The predominant mechanism for most drugs involves simple diffusion across the plasma membrane of enterocytes without assisstance from any specialised proteins in the membrane. You may already be familiar with Fick’s first law of diffusion from your previous biochemistry studies. Fick tells us that solutes, such as drug molecules, move across their concentration gradient from areas of higher concentration to areas of lower concentration.

Fick’s law can be expressed mathematically as:

$$J = -D \frac{dC}{dx}$$

where J is the diffusion flux (amount of substance per unit area per unit time), D is the diffusion coefficient, and dC/dx is the concentration gradient. In the context of drug absorption, this means the rate of absorption is directly proportional to the concentration difference between the GI lumen and the blood, and to the drug's ability to partition into and diffuse through the lipid membrane.

Several drug properties favour passive diffusion. Small molecular size, modest lipophilicity and moderate pKa all suggest a good capacity for simple diffusion.

Since simple diffusion does not rely on any carrier protein, channel or pump, it is much more reliable mechanism. It is non-saturable at high drug concentrations and is not subject to inhibition by other competing substances that may be taken alongside the drug. When designing small molecule drugs, pharmacologists and medicinal chemists often look for drugs that have physiochemical properties that are conducive to simple diffusion.

Facilitated Diffusion

For some drugs (eg large molecules, charged molecules) a strong concentration gradient may not be enough. If diffusion is hampered by adverse physiochemical properties, diffusion may be facilitated by a carrier protein—usually a channel through the plasma membrane. This form of membrane transport still relies on a concentration gradient (like passive diffusion) and no energy needs to be input—similar to simple diffusion.
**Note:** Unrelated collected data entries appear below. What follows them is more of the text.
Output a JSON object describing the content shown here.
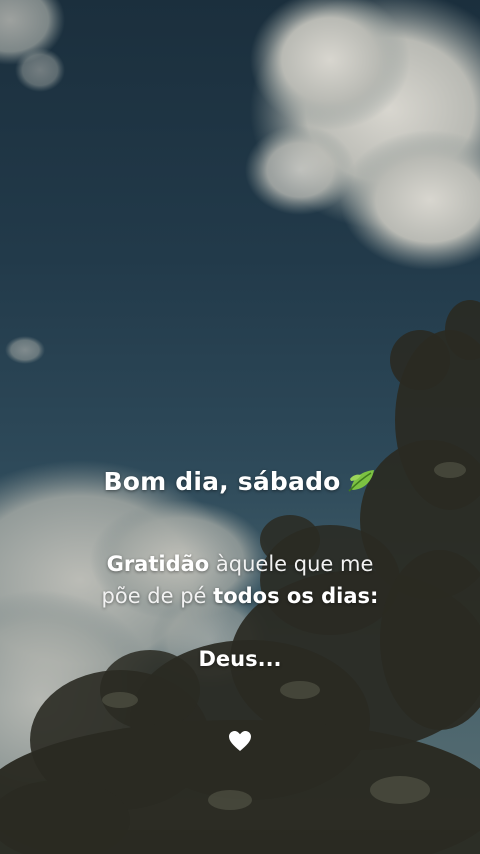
{
  "story": {
    "title": "Bom dia, sábado",
    "title_emoji_icon": "leaf-icon",
    "line1_bold": "Gratidão",
    "line1_light": "àquele que me",
    "line2_light": "põe de pé",
    "line2_bold": "todos os dias:",
    "closing": "Deus...",
    "footer_icon": "heart-icon"
  },
  "colors": {
    "sky_top": "#1b2f3d",
    "text": "#ffffff",
    "leaf_green": "#7cc242"
  }
}
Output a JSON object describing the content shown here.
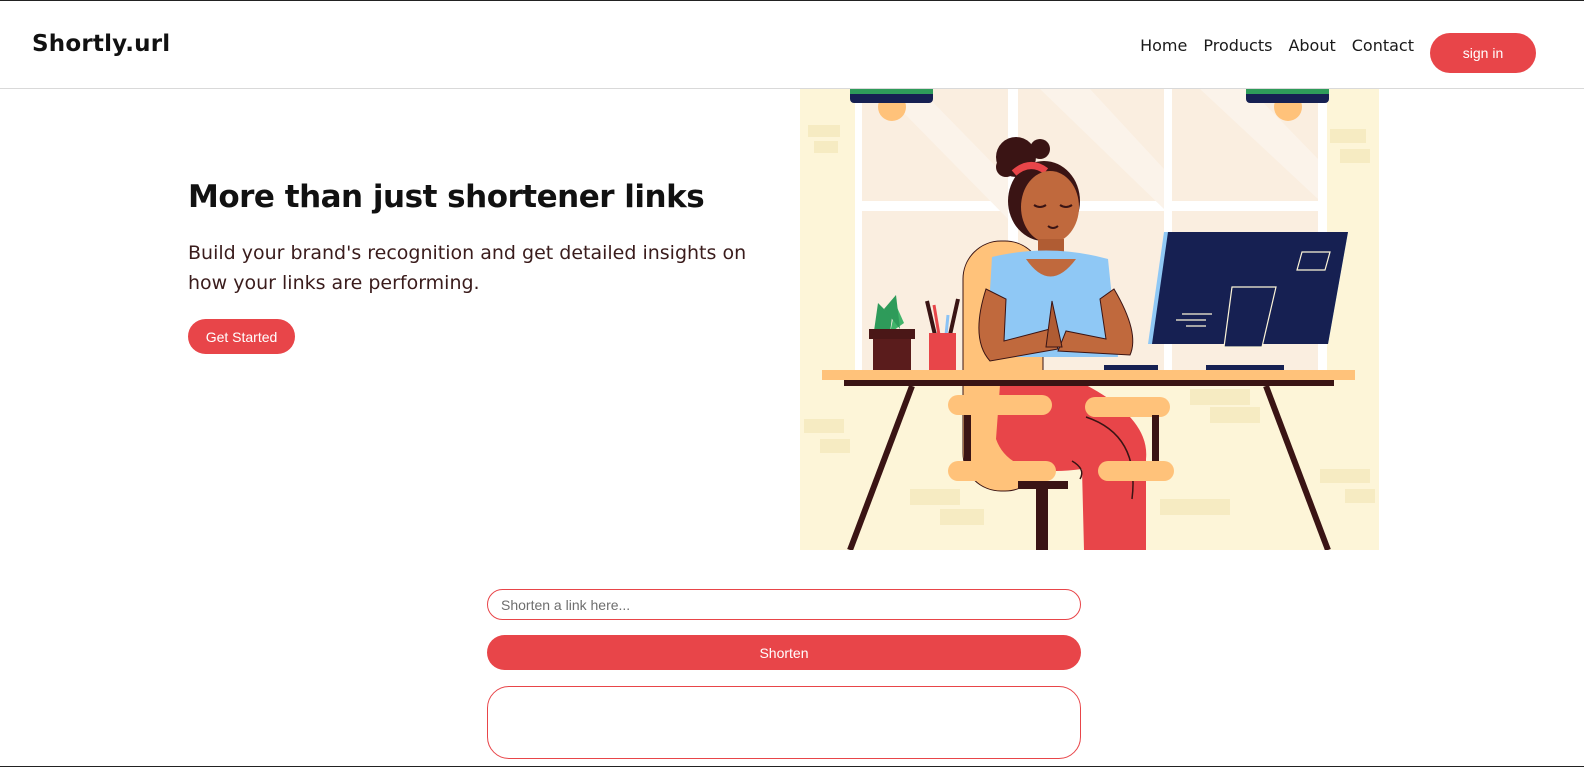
{
  "brand": {
    "logo": "Shortly.url",
    "accent_color": "#e84549"
  },
  "nav": {
    "items": [
      {
        "label": "Home"
      },
      {
        "label": "Products"
      },
      {
        "label": "About"
      },
      {
        "label": "Contact"
      }
    ],
    "signin_label": "sign in"
  },
  "hero": {
    "title": "More than just shortener links",
    "subtitle": "Build your brand's recognition and get detailed insights on how your links are performing.",
    "cta_label": "Get Started"
  },
  "shortener": {
    "input_placeholder": "Shorten a link here...",
    "input_value": "",
    "button_label": "Shorten",
    "result": ""
  }
}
Unlike simple diffusion, facilitated difussion demands a channel. Membrane channels are a finite resource and can be saturated if drug concentration is very high or if there are competing solutes in the GI tract lumen.

Active Transport

Some drugs are taken up from the GI tract lumen by carrier proteins that use ATP (energy) to move solute across the membrane. Since energy is input, drug can be moved across the membrane even when there is no concentration gradient.
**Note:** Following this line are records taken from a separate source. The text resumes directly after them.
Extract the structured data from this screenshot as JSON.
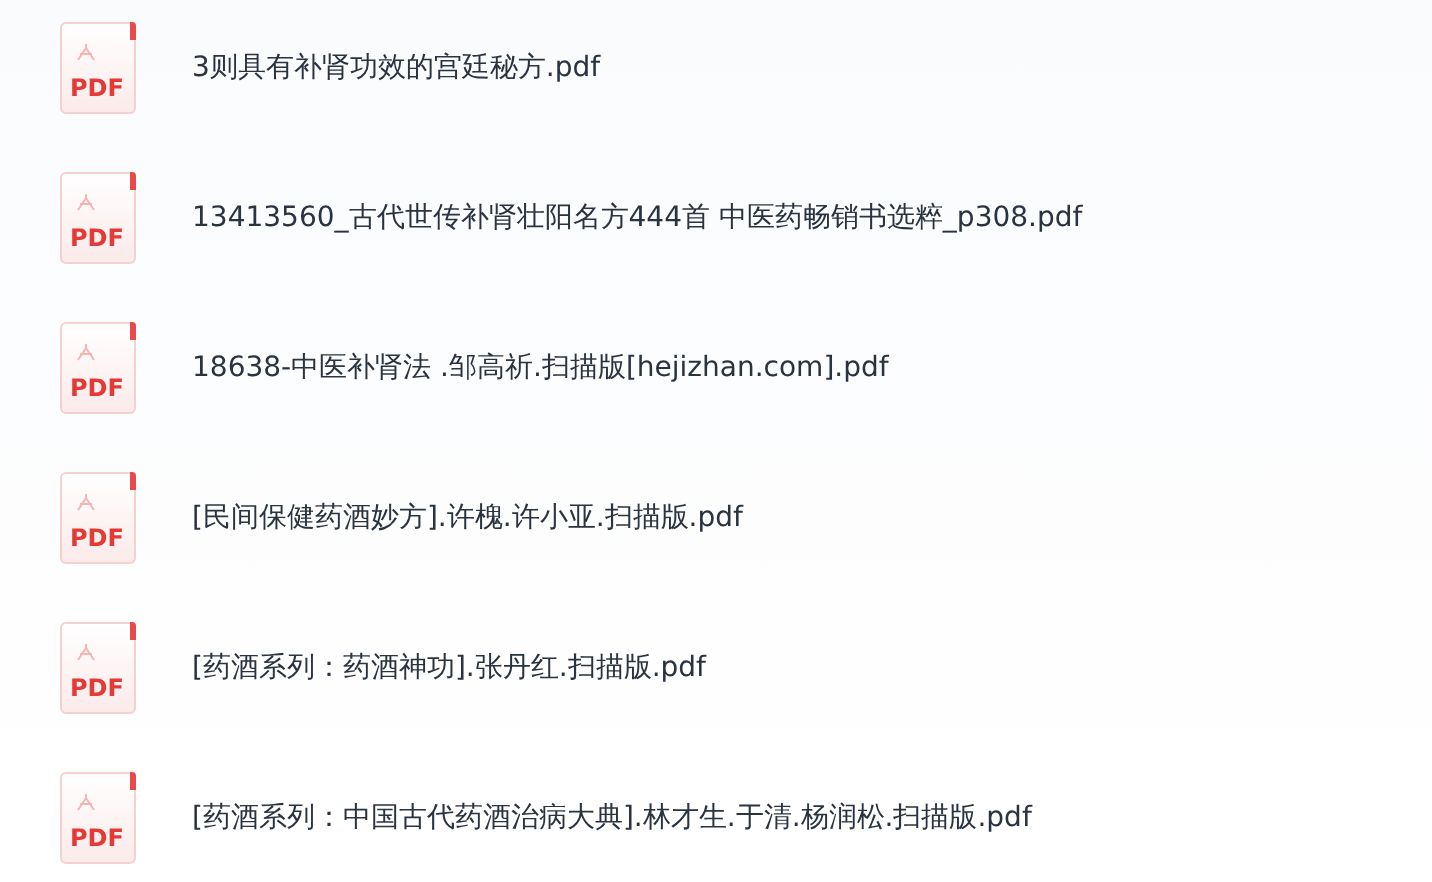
{
  "files": [
    {
      "icon_label": "PDF",
      "name": "3则具有补肾功效的宫廷秘方.pdf"
    },
    {
      "icon_label": "PDF",
      "name": "13413560_古代世传补肾壮阳名方444首  中医药畅销书选粹_p308.pdf"
    },
    {
      "icon_label": "PDF",
      "name": "18638-中医补肾法 .邹高祈.扫描版[hejizhan.com].pdf"
    },
    {
      "icon_label": "PDF",
      "name": "[民间保健药酒妙方].许槐.许小亚.扫描版.pdf"
    },
    {
      "icon_label": "PDF",
      "name": "[药酒系列：药酒神功].张丹红.扫描版.pdf"
    },
    {
      "icon_label": "PDF",
      "name": "[药酒系列：中国古代药酒治病大典].林才生.于清.杨润松.扫描版.pdf"
    }
  ]
}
Examples of transporters include:

  • Organic anion transporters (OATs)
  • Organic cation transporters
  • Peptide transporters (PEPT1/2)
  • Membrane thickness

Like facilitated diffusion, active transport has the important drawbacks that it can be saturated by high drug concentrations and can be inhibited by competing substances. We wil revisit this concept of transporter competition in Absorption Phase Drug Interactions.

Efflux Transporters

Efflux transporters are an opposing force in drug absorption. These are active transporters in the membrane of enterocytes however they move drug molecules out of the enterocyte and back into the intestinal lumen—counter to absorption.
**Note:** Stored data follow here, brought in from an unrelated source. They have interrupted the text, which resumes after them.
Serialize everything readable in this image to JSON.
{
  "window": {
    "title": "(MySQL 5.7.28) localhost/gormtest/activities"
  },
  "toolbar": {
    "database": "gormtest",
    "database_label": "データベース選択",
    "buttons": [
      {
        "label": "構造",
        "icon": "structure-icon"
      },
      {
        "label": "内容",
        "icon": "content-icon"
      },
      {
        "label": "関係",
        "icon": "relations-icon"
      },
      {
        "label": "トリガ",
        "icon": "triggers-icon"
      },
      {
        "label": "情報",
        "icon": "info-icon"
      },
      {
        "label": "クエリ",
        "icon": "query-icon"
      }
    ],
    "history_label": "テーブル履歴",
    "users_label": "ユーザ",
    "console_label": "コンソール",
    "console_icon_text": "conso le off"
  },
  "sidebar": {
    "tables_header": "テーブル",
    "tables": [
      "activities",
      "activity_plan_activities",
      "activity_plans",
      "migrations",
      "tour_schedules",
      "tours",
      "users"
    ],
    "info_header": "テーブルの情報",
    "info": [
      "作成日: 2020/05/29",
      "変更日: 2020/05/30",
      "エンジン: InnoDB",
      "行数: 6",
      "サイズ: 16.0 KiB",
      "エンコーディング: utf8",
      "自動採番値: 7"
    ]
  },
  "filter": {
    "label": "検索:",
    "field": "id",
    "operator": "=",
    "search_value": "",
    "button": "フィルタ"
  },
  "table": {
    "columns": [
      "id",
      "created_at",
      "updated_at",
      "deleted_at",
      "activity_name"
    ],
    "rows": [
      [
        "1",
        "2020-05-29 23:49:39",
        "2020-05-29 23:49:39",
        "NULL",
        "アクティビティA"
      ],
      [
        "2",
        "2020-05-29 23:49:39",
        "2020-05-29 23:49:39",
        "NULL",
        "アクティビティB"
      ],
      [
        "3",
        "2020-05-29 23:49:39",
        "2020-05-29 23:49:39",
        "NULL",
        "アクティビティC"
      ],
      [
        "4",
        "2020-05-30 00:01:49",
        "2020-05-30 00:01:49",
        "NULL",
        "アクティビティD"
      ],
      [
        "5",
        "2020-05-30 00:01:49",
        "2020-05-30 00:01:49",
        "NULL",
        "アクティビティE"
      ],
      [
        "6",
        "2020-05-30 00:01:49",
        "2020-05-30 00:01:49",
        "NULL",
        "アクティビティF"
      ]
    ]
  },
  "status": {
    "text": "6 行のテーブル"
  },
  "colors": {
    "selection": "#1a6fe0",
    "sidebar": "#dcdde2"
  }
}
The most notable is P-glycoprotein (P-gp, also known as MDR1 or ABCB1), which is expressed on the apical (luminal) surface of enterocytes. P-glycoprotein exists in the body as a protective mechanism, pumping potentially toxic substances out of enterocytes so they cannot be absorbed. But it has very poor substrate specificity and affects the absorption of many drugs. Moreover, drugs can also inhibit or induce P-gp, complicating absorption interactions even further as we will see in Absorption Phase Drug Interactions.